Laura Good, Deborah Towns and Jesse E. Olsen, from the Centre for Workplace Leadership at the University of Melbourne, discuss work-life balance, workplace gender inequality, and an innovative Australian programme to encourage more men to take-up flexible working arrangements.
Women’s increased participation in the labour force over the past 50 years has outpaced changes to work organisation and social attitudes. This is true for issues of work-life balance, which continue to polarise workers and managers.
But work-life balance and gender equality are not only women’s issues. They belong to men, too.
Times are changing
In 2001, the Australian Bureau of Statistics declared that the model of a male breadwinner with a wife at home looking after the family was no longer the Australian norm. Having more women in the workforce is certainly a good thing. Gender equality is not only a matter of social justice, but it has also been shown to create business benefits, when managed properly.

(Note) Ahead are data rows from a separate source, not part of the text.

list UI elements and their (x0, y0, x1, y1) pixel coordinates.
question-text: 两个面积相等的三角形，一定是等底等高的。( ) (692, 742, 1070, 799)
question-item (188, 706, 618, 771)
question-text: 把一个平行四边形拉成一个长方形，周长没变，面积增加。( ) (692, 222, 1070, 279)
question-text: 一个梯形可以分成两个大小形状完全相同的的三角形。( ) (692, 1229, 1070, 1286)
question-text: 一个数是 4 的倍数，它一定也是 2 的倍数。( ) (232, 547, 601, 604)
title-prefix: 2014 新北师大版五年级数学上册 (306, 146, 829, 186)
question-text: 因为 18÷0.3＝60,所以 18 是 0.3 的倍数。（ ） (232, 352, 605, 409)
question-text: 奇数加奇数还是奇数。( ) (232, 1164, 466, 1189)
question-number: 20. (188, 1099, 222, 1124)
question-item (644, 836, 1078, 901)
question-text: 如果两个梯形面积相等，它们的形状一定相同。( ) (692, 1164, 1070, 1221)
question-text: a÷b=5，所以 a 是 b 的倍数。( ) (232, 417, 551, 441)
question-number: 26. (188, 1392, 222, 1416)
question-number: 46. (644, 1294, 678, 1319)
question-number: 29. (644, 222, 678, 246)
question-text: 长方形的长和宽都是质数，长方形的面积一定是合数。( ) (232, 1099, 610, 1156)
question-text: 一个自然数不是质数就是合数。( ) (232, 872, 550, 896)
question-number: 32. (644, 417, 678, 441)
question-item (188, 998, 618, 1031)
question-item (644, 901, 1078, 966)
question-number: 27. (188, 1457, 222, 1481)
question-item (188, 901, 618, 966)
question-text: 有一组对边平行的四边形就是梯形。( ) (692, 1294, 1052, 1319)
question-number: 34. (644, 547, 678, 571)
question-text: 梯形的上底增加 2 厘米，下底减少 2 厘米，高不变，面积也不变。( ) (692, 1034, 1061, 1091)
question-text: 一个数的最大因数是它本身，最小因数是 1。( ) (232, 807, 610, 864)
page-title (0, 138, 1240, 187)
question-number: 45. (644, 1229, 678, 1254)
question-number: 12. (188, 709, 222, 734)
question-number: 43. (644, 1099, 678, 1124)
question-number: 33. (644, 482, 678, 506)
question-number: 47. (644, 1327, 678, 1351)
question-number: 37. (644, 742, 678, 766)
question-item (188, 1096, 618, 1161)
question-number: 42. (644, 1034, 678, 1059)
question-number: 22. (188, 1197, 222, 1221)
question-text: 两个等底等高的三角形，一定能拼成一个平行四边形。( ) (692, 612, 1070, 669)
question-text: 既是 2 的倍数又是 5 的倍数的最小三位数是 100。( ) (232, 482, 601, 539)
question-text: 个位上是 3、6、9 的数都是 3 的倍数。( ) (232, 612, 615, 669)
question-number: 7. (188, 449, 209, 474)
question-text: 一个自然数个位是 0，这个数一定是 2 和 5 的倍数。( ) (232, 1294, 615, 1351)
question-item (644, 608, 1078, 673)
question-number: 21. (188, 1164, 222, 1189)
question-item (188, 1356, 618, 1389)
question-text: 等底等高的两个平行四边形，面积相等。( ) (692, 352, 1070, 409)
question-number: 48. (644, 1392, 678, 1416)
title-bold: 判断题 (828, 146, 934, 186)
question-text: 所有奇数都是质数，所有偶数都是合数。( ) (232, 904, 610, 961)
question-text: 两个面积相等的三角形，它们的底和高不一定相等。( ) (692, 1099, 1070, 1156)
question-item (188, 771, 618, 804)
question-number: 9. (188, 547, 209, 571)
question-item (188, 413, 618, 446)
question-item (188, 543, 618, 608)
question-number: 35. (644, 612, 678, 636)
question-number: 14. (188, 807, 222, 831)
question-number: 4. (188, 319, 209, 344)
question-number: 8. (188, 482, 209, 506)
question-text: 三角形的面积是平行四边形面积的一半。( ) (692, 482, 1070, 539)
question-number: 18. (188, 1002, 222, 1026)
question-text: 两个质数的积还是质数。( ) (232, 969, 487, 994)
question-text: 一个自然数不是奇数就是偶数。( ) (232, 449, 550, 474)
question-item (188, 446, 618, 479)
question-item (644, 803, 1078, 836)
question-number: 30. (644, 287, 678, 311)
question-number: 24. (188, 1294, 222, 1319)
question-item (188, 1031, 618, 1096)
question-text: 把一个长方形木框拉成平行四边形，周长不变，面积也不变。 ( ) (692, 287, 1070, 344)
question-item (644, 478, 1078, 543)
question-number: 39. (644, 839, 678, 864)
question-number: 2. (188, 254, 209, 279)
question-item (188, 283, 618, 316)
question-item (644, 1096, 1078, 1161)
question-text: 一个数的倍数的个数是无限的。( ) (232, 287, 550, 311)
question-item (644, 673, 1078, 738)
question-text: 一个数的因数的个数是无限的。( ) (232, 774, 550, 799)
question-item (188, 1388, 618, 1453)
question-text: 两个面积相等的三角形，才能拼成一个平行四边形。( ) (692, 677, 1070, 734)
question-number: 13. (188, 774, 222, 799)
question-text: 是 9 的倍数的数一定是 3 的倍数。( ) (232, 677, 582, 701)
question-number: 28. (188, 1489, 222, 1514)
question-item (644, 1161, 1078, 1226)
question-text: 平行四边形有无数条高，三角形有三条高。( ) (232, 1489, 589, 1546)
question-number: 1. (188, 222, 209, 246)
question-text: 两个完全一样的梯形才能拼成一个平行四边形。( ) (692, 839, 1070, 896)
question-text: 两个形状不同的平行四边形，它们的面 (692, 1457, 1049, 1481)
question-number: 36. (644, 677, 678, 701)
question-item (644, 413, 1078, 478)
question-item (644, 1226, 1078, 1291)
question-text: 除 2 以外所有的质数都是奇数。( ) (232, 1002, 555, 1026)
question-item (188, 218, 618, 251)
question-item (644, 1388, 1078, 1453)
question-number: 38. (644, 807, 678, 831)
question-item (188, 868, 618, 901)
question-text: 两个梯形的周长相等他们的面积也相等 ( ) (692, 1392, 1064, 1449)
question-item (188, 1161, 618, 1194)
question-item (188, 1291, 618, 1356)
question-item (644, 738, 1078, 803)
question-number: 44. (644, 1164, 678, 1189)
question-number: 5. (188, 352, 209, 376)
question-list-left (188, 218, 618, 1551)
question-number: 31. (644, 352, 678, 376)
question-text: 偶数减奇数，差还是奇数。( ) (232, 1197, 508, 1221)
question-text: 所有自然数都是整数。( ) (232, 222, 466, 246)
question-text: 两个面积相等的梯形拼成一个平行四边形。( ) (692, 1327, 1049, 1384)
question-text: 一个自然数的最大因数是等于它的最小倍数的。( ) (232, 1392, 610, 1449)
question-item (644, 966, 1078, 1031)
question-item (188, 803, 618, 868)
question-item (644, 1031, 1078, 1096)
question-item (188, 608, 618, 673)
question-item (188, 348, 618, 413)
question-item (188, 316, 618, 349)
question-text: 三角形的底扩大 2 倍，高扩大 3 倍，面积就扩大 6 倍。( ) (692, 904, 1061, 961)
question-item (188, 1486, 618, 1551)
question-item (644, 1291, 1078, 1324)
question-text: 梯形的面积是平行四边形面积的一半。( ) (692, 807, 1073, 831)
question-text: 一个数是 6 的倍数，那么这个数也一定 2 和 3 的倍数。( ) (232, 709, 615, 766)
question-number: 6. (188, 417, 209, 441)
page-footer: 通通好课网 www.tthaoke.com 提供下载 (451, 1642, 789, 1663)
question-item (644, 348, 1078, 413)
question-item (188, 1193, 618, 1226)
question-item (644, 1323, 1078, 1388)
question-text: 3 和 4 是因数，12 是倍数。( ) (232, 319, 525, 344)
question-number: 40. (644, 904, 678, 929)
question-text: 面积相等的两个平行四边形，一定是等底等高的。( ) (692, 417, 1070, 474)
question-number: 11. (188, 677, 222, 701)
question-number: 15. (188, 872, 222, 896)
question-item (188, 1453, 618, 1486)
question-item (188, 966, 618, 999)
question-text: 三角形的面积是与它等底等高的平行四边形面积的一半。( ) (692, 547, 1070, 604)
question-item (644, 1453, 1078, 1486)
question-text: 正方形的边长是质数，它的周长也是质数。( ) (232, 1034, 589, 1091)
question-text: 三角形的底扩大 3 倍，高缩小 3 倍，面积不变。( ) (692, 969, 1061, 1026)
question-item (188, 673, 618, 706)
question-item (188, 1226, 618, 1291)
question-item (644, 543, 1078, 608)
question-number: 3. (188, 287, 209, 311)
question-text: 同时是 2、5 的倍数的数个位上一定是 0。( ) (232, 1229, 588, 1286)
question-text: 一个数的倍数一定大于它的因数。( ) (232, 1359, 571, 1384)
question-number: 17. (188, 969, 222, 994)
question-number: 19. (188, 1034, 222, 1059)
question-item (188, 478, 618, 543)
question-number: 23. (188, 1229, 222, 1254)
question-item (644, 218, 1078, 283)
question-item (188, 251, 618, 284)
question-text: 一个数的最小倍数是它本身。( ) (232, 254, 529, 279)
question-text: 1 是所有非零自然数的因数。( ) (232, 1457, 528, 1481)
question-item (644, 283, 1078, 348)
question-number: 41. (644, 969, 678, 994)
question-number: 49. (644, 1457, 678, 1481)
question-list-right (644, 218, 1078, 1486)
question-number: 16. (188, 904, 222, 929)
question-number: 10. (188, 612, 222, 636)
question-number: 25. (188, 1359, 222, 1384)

Of course, the increase in the number of women in paid employment, particularly mothers, and the changing composition of families over the past 50 years has made the organisation of paid work and care more diverse and complex.
Flexible work has been identified as a significant way for employees to balance their work and outside life. Flexible work entails a variety of measures that may include reduced hours, working from home, a compressed working week and taking time in lieu. Working flexibly can be beneficial for both employees and employers, such as through increased commitment and productivity, and reduced absenteeism.
But our thinking hasn’t really changed
Yet despite these clear changes in family and work structure, those with caring responsibilities are marginalised in many workplaces. The “ideal worker” is still conceptualised as someone who works full-time and does not let outside responsibilities impinge on their work availability or duties. Australians work long hours, in places where being present and seen is still often equated with being productive.
This may be one reason why employees often have difficulty accessing flexible work. And where it is made available, working flexibly may still have career repercussions, since using such arrangements is often equated with a lack of career ambition, meaning flexible workers are overlooked for promotion. Indeed, flexible working in poor quality jobs may increase, rather than relieve, stress about work-life balance.
Actually, maybe times haven’t changed so much
Not surprisingly, research shows that women are more likely to request and be granted flexible work than men, particularly women with children, to accommodate their caring responsibilities. Women continue to do more unpaid household work than men, often doing a “second shift” of housework after paid work, though men are doing more work than in the past, particularly in relation to childcare. Plus, women working flexibly often experience “gendered trade-offs”, where career is sacrificed for care, stalling progress on workplace gender equality more broadly.
So let’s really change the way we think
A recent article in The Conversation discusses the need to challenge how we perceive women and men’s roles in society, starting with how we talk to our children (and especially our boys).
Similarly, to change our ingrained social and workplace attitudes, we need to assert the value of life outside work and normalise working flexibly for both women and men alike. A large part of this change therefore involves encouraging and helping more men achieve equilibrium between work and life, through flexible working arrangements.
The Australian Government Workplace Gender Equality Agency is encouraging this with its Equilibrium Challenge campaign. The first initiative of the campaign is the production of a series of micro-documentaries. The series follows the journeys of five corporate men embarking on flexible work arrangements. Each week features a new short episode about their pursuit of equilibrium between work and life, whether that entails spending more time with family, less time commuting, or just more time pursuing their dreams.
Increasing flexibility for men is not the entire answer to workplace gender inequality, but it is a necessary and often neglected piece of breaking down the norms and beliefs that impede our progress towards a more just and productive society. Conversations like those taking place in the Equilibrium Man Challenge make a promising start in challenging our preconceptions about work and workers, ultimately dismantling the illusory trade-off between career success and life outside work.